Remote Sensing (2023) https://www.mdpi.com/2602016

Fabrizio Oliva, Emiliano D’Aversa, Giancarlo Bellucci, Filippo Giacomo Carrozzo, Luca Ruiz Lozano, Özgür Karatekin, Frank Daerden, Ian R. Thomas, Bojan Ristic, Manish R. Patel, José Juan Lopez-Moreno, Ann Carine Vandaele, Giuseppe Sindoni

 

NOMAD is a suite of spectrometers on the board of the ESA-Roscosmos Trace Gas Orbiter (TGO) spacecraft and is capable of investigating the Martian environment at very high spectral resolution in the ultraviolet–visible and infrared spectral ranges by means of three separate channels: UVIS (0.2–0.65 μm), LNO (2.2–3.8 μm), and SO (2.3–4.3 μm). Among all channels, LNO is the only one operating at infrared wavelengths in nadir-viewing geometry, providing information on the whole atmospheric column and on the surface. Unfortunately, the LNO data are characterized by an overall low level of signal-to-noise ratio (SNR), limiting their contribution to the scientific objectives of the TGO mission. In this study, we assess the possibility of enhancing LNO nadir data SNR by applying the Minimum Noise Fraction (MNF), a well-known algorithm based on the Principal Components technique that has the advantage of providing transform eigenvalues ordered with increasing noise. We set up a benchmark process on an ensemble of synthetic spectra in order to optimize the algorithm specifically for LNO datasets. We verify that this optimization is limited by the presence of spectral artifacts introduced by the MNF itself, and the maximum achievable SNR is dependent on the scientific purpose of the analysis.
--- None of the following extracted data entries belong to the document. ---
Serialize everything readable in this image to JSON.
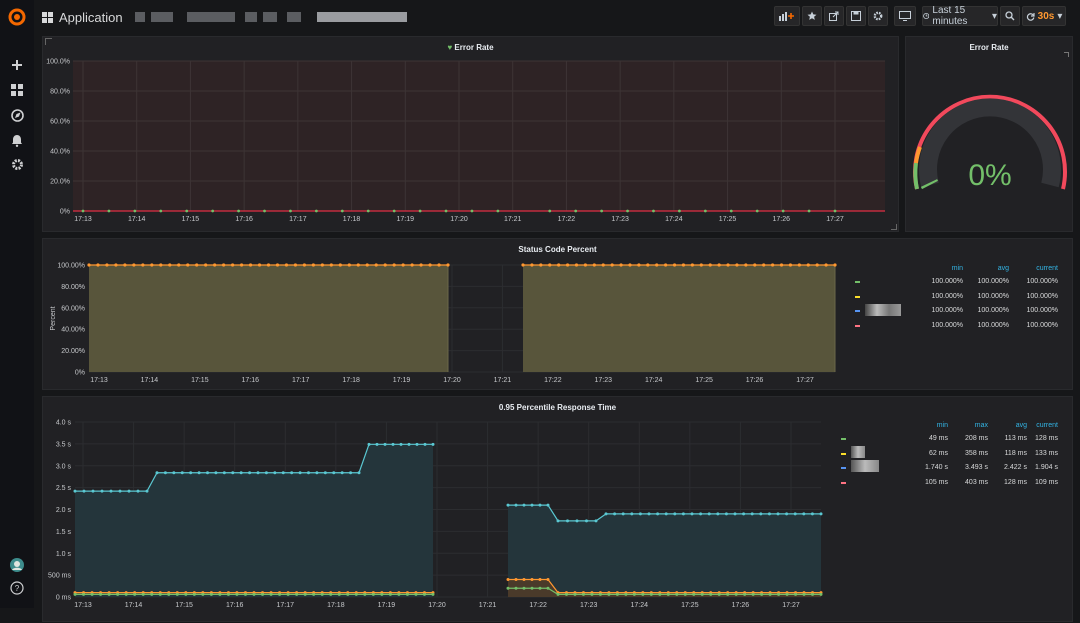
{
  "topbar": {
    "app_title": "Application",
    "time_range": "Last 15 minutes",
    "refresh_interval": "30s"
  },
  "sidebar": {
    "items": [
      "grafana-logo-icon",
      "plus-icon",
      "dashboards-icon",
      "explore-icon",
      "alert-bell-icon",
      "gear-icon"
    ],
    "bottom": [
      "avatar",
      "help-icon"
    ]
  },
  "time_ticks": [
    "17:13",
    "17:14",
    "17:15",
    "17:16",
    "17:17",
    "17:18",
    "17:19",
    "17:20",
    "17:21",
    "17:22",
    "17:23",
    "17:24",
    "17:25",
    "17:26",
    "17:27"
  ],
  "error_panel": {
    "title": "Error Rate",
    "y_ticks": [
      "100.0%",
      "80.0%",
      "60.0%",
      "40.0%",
      "20.0%",
      "0%"
    ],
    "chart_data": {
      "type": "line",
      "ylim": [
        0,
        100
      ],
      "series": [
        {
          "values": [
            0,
            0,
            0,
            0,
            0,
            0,
            0,
            0,
            0,
            0,
            0,
            0,
            0,
            0,
            0
          ]
        }
      ],
      "gap": [
        "17:20",
        "17:21"
      ],
      "color": "#73bf69"
    }
  },
  "gauge_panel": {
    "title": "Error Rate",
    "value": "0%",
    "value_num": 0,
    "colors": {
      "ok": "#73bf69",
      "warn": "#ff9830",
      "crit": "#f2495c"
    }
  },
  "status_panel": {
    "title": "Status Code Percent",
    "ylabel": "Percent",
    "y_ticks": [
      "100.00%",
      "80.00%",
      "60.00%",
      "40.00%",
      "20.00%",
      "0%"
    ],
    "legend_headers": [
      "min",
      "avg",
      "current"
    ],
    "legend_rows": [
      {
        "color": "#73bf69",
        "values": [
          "100.000%",
          "100.000%",
          "100.000%"
        ]
      },
      {
        "color": "#fade2a",
        "values": [
          "100.000%",
          "100.000%",
          "100.000%"
        ]
      },
      {
        "color": "#5794f2",
        "values": [
          "100.000%",
          "100.000%",
          "100.000%"
        ]
      },
      {
        "color": "#ff7383",
        "values": [
          "100.000%",
          "100.000%",
          "100.000%"
        ]
      }
    ],
    "chart_data": {
      "type": "area",
      "ylim": [
        0,
        100
      ],
      "series": [
        {
          "values": [
            100,
            100,
            100,
            100,
            100,
            100,
            100,
            100,
            null,
            null,
            100,
            100,
            100,
            100,
            100,
            100
          ]
        }
      ],
      "color": "#ff9830"
    }
  },
  "response_panel": {
    "title": "0.95 Percentile Response Time",
    "y_ticks": [
      "4.0 s",
      "3.5 s",
      "3.0 s",
      "2.5 s",
      "2.0 s",
      "1.5 s",
      "1.0 s",
      "500 ms",
      "0 ms"
    ],
    "legend_headers": [
      "min",
      "max",
      "avg",
      "current"
    ],
    "legend_rows": [
      {
        "color": "#73bf69",
        "values": [
          "49 ms",
          "208 ms",
          "113 ms",
          "128 ms"
        ]
      },
      {
        "color": "#fade2a",
        "values": [
          "62 ms",
          "358 ms",
          "118 ms",
          "133 ms"
        ]
      },
      {
        "color": "#5794f2",
        "values": [
          "1.740 s",
          "3.493 s",
          "2.422 s",
          "1.904 s"
        ]
      },
      {
        "color": "#ff7383",
        "values": [
          "105 ms",
          "403 ms",
          "128 ms",
          "109 ms"
        ]
      }
    ],
    "chart_data": {
      "type": "line",
      "ylim": [
        0,
        4.0
      ],
      "series": [
        {
          "color": "#5ac8d2",
          "values": [
            2.42,
            2.42,
            2.84,
            2.84,
            2.84,
            2.84,
            3.49,
            3.49,
            null,
            2.1,
            1.74,
            1.9,
            1.9,
            1.9,
            1.9,
            1.9
          ]
        },
        {
          "color": "#ff9830",
          "values": [
            0.1,
            0.1,
            0.1,
            0.1,
            0.1,
            0.1,
            0.1,
            0.1,
            null,
            0.4,
            0.1,
            0.1,
            0.1,
            0.1,
            0.1,
            0.1
          ]
        },
        {
          "color": "#73bf69",
          "values": [
            0.06,
            0.06,
            0.06,
            0.06,
            0.06,
            0.06,
            0.06,
            0.06,
            null,
            0.2,
            0.06,
            0.06,
            0.06,
            0.06,
            0.06,
            0.06
          ]
        }
      ]
    }
  }
}
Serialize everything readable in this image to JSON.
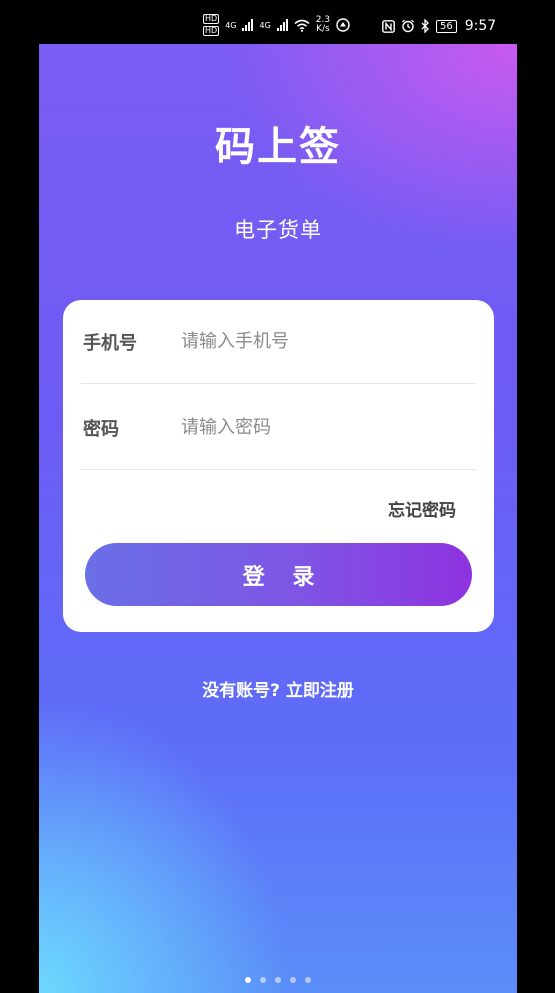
{
  "status_bar": {
    "hd1": "HD",
    "hd2": "HD",
    "net1": "4G",
    "net2": "4G",
    "speed_value": "2.3",
    "speed_unit": "K/s",
    "battery": "56",
    "time": "9:57"
  },
  "app": {
    "title": "码上签",
    "subtitle": "电子货单"
  },
  "form": {
    "phone_label": "手机号",
    "phone_placeholder": "请输入手机号",
    "password_label": "密码",
    "password_placeholder": "请输入密码",
    "forgot_label": "忘记密码",
    "login_label": "登 录"
  },
  "register": {
    "label": "没有账号? 立即注册"
  },
  "pager": {
    "count": 5,
    "active_index": 0
  },
  "colors": {
    "accent_start": "#6a6fe6",
    "accent_end": "#8e33df",
    "background_top": "#7b5cf2",
    "background_bottom": "#5a8ef8"
  }
}
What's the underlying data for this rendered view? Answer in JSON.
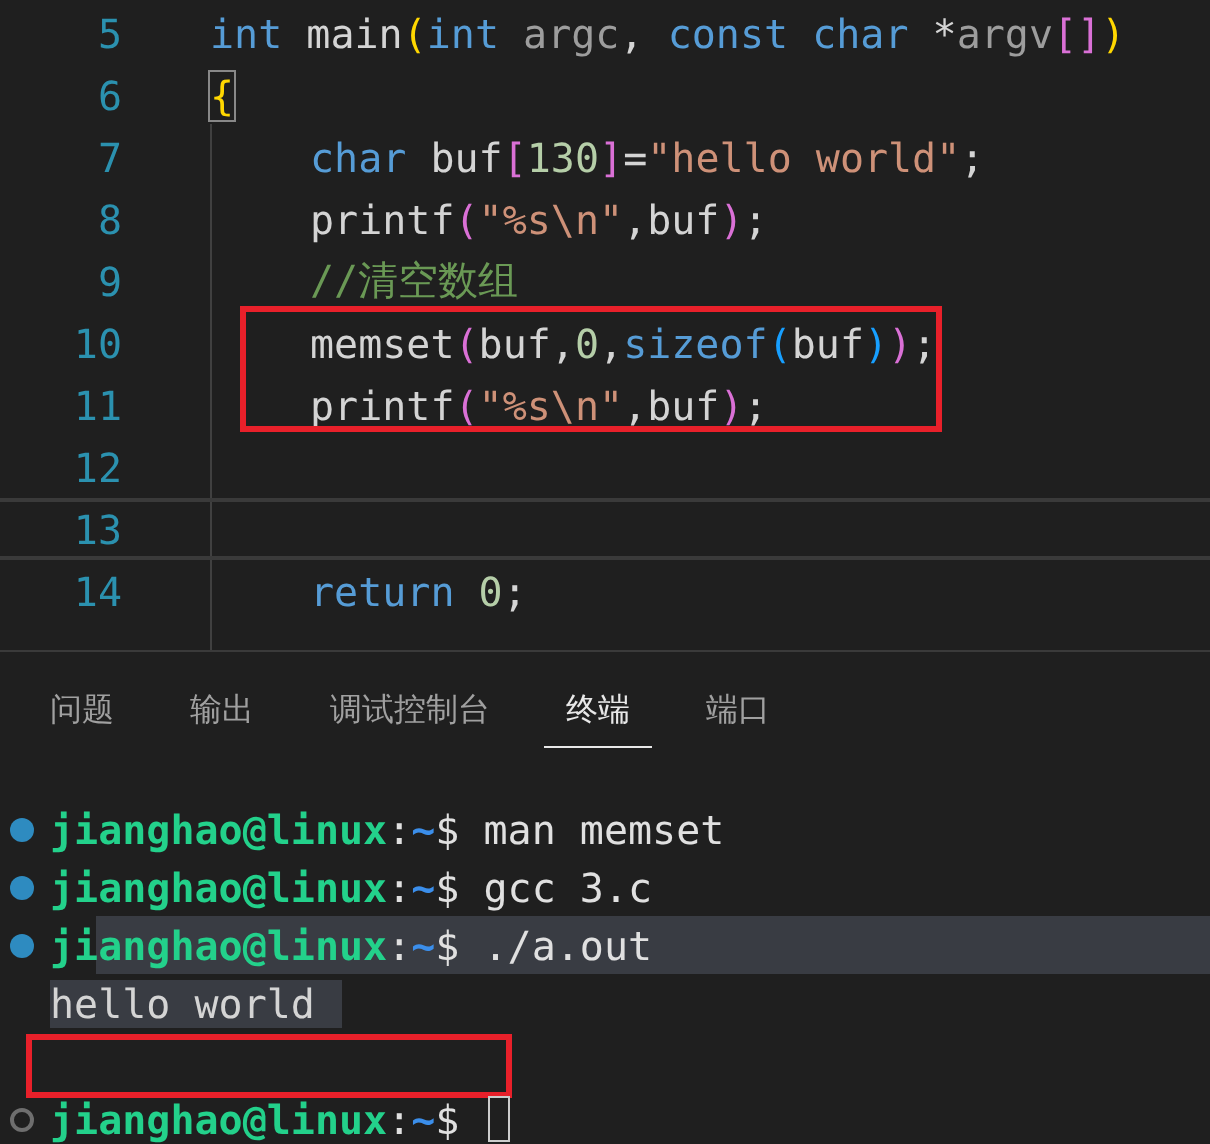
{
  "editor": {
    "lines": [
      {
        "number": "5",
        "current": false,
        "marked": false,
        "indented": false,
        "tokens": [
          {
            "kind": "keyword",
            "text": "int"
          },
          {
            "kind": "plain",
            "text": " main"
          },
          {
            "kind": "bracket1",
            "text": "("
          },
          {
            "kind": "keyword",
            "text": "int"
          },
          {
            "kind": "param",
            "text": " argc"
          },
          {
            "kind": "plain",
            "text": ","
          },
          {
            "kind": "keyword",
            "text": " const char"
          },
          {
            "kind": "plain",
            "text": " *"
          },
          {
            "kind": "param",
            "text": "argv"
          },
          {
            "kind": "bracket2",
            "text": "[]"
          },
          {
            "kind": "bracket1",
            "text": ")"
          }
        ]
      },
      {
        "number": "6",
        "current": false,
        "marked": false,
        "indented": false,
        "tokens": [
          {
            "kind": "brace-match",
            "text": "{"
          }
        ]
      },
      {
        "number": "7",
        "current": false,
        "marked": false,
        "indented": true,
        "tokens": [
          {
            "kind": "keyword",
            "text": "char"
          },
          {
            "kind": "plain",
            "text": " buf"
          },
          {
            "kind": "bracket2",
            "text": "["
          },
          {
            "kind": "number",
            "text": "130"
          },
          {
            "kind": "bracket2",
            "text": "]"
          },
          {
            "kind": "plain",
            "text": "="
          },
          {
            "kind": "string",
            "text": "\"hello world\""
          },
          {
            "kind": "plain",
            "text": ";"
          }
        ]
      },
      {
        "number": "8",
        "current": false,
        "marked": false,
        "indented": true,
        "tokens": [
          {
            "kind": "plain",
            "text": "printf"
          },
          {
            "kind": "bracket2",
            "text": "("
          },
          {
            "kind": "string",
            "text": "\"%s\\n\""
          },
          {
            "kind": "plain",
            "text": ",buf"
          },
          {
            "kind": "bracket2",
            "text": ")"
          },
          {
            "kind": "plain",
            "text": ";"
          }
        ]
      },
      {
        "number": "9",
        "current": false,
        "marked": false,
        "indented": true,
        "tokens": [
          {
            "kind": "comment",
            "text": "//清空数组"
          }
        ]
      },
      {
        "number": "10",
        "current": false,
        "marked": true,
        "indented": true,
        "tokens": [
          {
            "kind": "plain",
            "text": "memset"
          },
          {
            "kind": "bracket2",
            "text": "("
          },
          {
            "kind": "plain",
            "text": "buf,"
          },
          {
            "kind": "number",
            "text": "0"
          },
          {
            "kind": "plain",
            "text": ","
          },
          {
            "kind": "keyword",
            "text": "sizeof"
          },
          {
            "kind": "bracket3",
            "text": "("
          },
          {
            "kind": "plain",
            "text": "buf"
          },
          {
            "kind": "bracket3",
            "text": ")"
          },
          {
            "kind": "bracket2",
            "text": ")"
          },
          {
            "kind": "plain",
            "text": ";"
          }
        ]
      },
      {
        "number": "11",
        "current": false,
        "marked": true,
        "indented": true,
        "tokens": [
          {
            "kind": "plain",
            "text": "printf"
          },
          {
            "kind": "bracket2",
            "text": "("
          },
          {
            "kind": "string",
            "text": "\"%s\\n\""
          },
          {
            "kind": "plain",
            "text": ",buf"
          },
          {
            "kind": "bracket2",
            "text": ")"
          },
          {
            "kind": "plain",
            "text": ";"
          }
        ]
      },
      {
        "number": "12",
        "current": false,
        "marked": false
      },
      {
        "number": "13",
        "current": true,
        "marked": false
      },
      {
        "number": "14",
        "current": false,
        "marked": false,
        "indented": true,
        "tokens": [
          {
            "kind": "keyword",
            "text": "return"
          },
          {
            "kind": "number",
            "text": " 0"
          },
          {
            "kind": "plain",
            "text": ";"
          }
        ]
      }
    ]
  },
  "panel": {
    "tabs": [
      {
        "label": "问题",
        "selected": false
      },
      {
        "label": "输出",
        "selected": false
      },
      {
        "label": "调试控制台",
        "selected": false
      },
      {
        "label": "终端",
        "selected": true
      },
      {
        "label": "端口",
        "selected": false
      }
    ],
    "terminal": [
      {
        "kind": "prompt",
        "finished": true,
        "user": "jianghao@linux",
        "separator": ":",
        "path": "~",
        "symbol": "$",
        "command": "man memset",
        "highlighted": false,
        "marked": false,
        "cursor": false
      },
      {
        "kind": "prompt",
        "finished": true,
        "user": "jianghao@linux",
        "separator": ":",
        "path": "~",
        "symbol": "$",
        "command": "gcc 3.c",
        "highlighted": false,
        "marked": false,
        "cursor": false
      },
      {
        "kind": "prompt",
        "finished": true,
        "user": "jianghao@linux",
        "separator": ":",
        "path": "~",
        "symbol": "$",
        "command": "./a.out",
        "highlighted": true,
        "marked": false,
        "cursor": false
      },
      {
        "kind": "output",
        "text": "hello world",
        "highlighted": true,
        "marked": false
      },
      {
        "kind": "output",
        "marked": true
      },
      {
        "kind": "prompt",
        "finished": false,
        "user": "jianghao@linux",
        "separator": ":",
        "path": "~",
        "symbol": "$",
        "highlighted": false,
        "marked": false,
        "cursor": true
      }
    ]
  }
}
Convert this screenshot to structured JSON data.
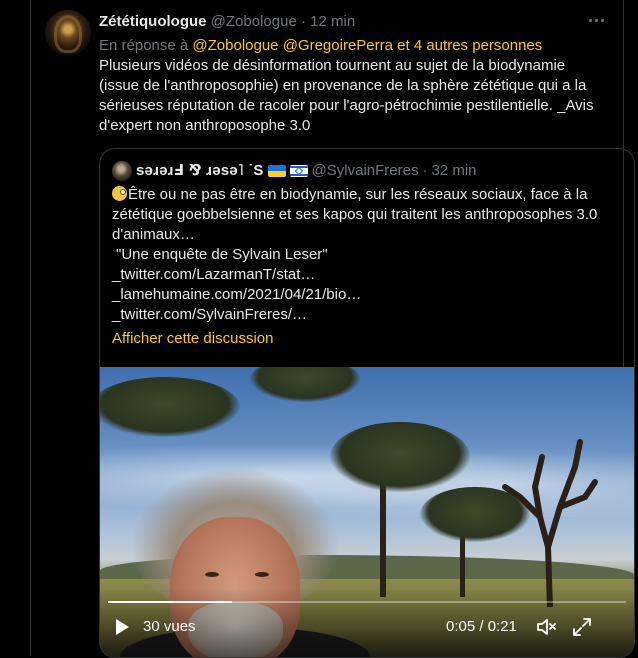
{
  "tweet": {
    "author_name": "Zététiquologue",
    "author_handle": "@Zobologue",
    "separator": "·",
    "time": "12 min",
    "reply_prefix": "En réponse à",
    "reply_mention_1": "@Zobologue",
    "reply_mention_2": "@GregoirePerra",
    "reply_others": "et 4 autres personnes",
    "body": "Plusieurs vidéos de désinformation tournent au sujet de la biodynamie (issue de l'anthroposophie) en provenance de la sphère zététique qui a la sérieuses réputation de racoler pour l'agro-pétrochimie pestilentielle. _Avis d'expert non anthroposophe 3.0"
  },
  "quoted": {
    "author_name": "sǝɹǝɹℲ ⅋ ɹǝsǝ˥ ˙S",
    "author_handle": "@SylvainFreres",
    "separator": "·",
    "time": "32 min",
    "line1": "Être ou ne pas être en biodynamie, sur les réseaux sociaux, face à la zététique goebbelsienne et ses kapos qui traitent les anthroposophes 3.0 d'animaux…",
    "line2": "\"Une enquête de Sylvain Leser\"",
    "link1": "_twitter.com/LazarmanT/stat…",
    "link2": "_lamehumaine.com/2021/04/21/bio…",
    "link3": "_twitter.com/SylvainFreres/…",
    "show_thread": "Afficher cette discussion"
  },
  "video": {
    "views": "30 vues",
    "time_display": "0:05 / 0:21",
    "progress_fraction": 0.24
  },
  "icons": {
    "more": "more-horizontal-icon",
    "play": "play-icon",
    "mute": "volume-muted-icon",
    "fullscreen": "expand-icon"
  },
  "colors": {
    "background": "#000000",
    "text": "#e7e9ea",
    "muted": "#71767b",
    "accent": "#fcc729",
    "border": "#2f3336"
  }
}
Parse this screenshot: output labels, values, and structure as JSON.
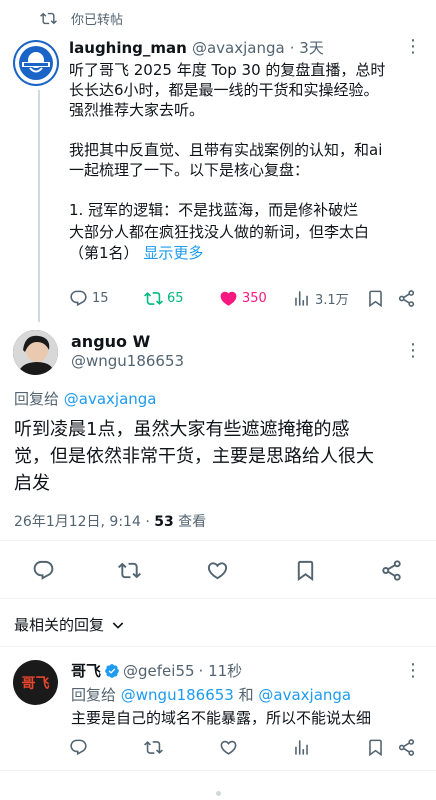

MNF application study cases are provided to LNO data subsets in the ranges 2.627–2.648 μm and 2.335–2.353 μm (spectral orders 168 and 189, respectively) covering absorption features of gaseous H2O and CO and CO2 ice, achieving a substantial enhancement in the quality of the observations, whose SNR increases up to a factor of 10. While such an enhancement is still not enough to enable the investigation of spectral features of faint trace gases (in any case featured in orders whose spectral calibration is not fully reliable, hence preventing the application of the MNF), interesting perspectives for improving retrieval of both atmospheric and surface features from LNO nadir data are implied.

 

oliva23 mnf

(A) MCD simulation of the CO-integrated column in kg/m2. (B) LNO order 189 data averaged surface altimetry in km (from MOLA data, [37]). (C) Equivalent width of the CO 4267 cm−1 absorption line computed on LNO order 189 original data. (D) Equivalent width of the CO 4267 cm−1 absorption line computed on the MNF-processed data (Ne = 7). (E) Density scatter plot of the quantities in panels (A,C). (F) As in panel (E), but here the quantities in panels (A,D) are being compared.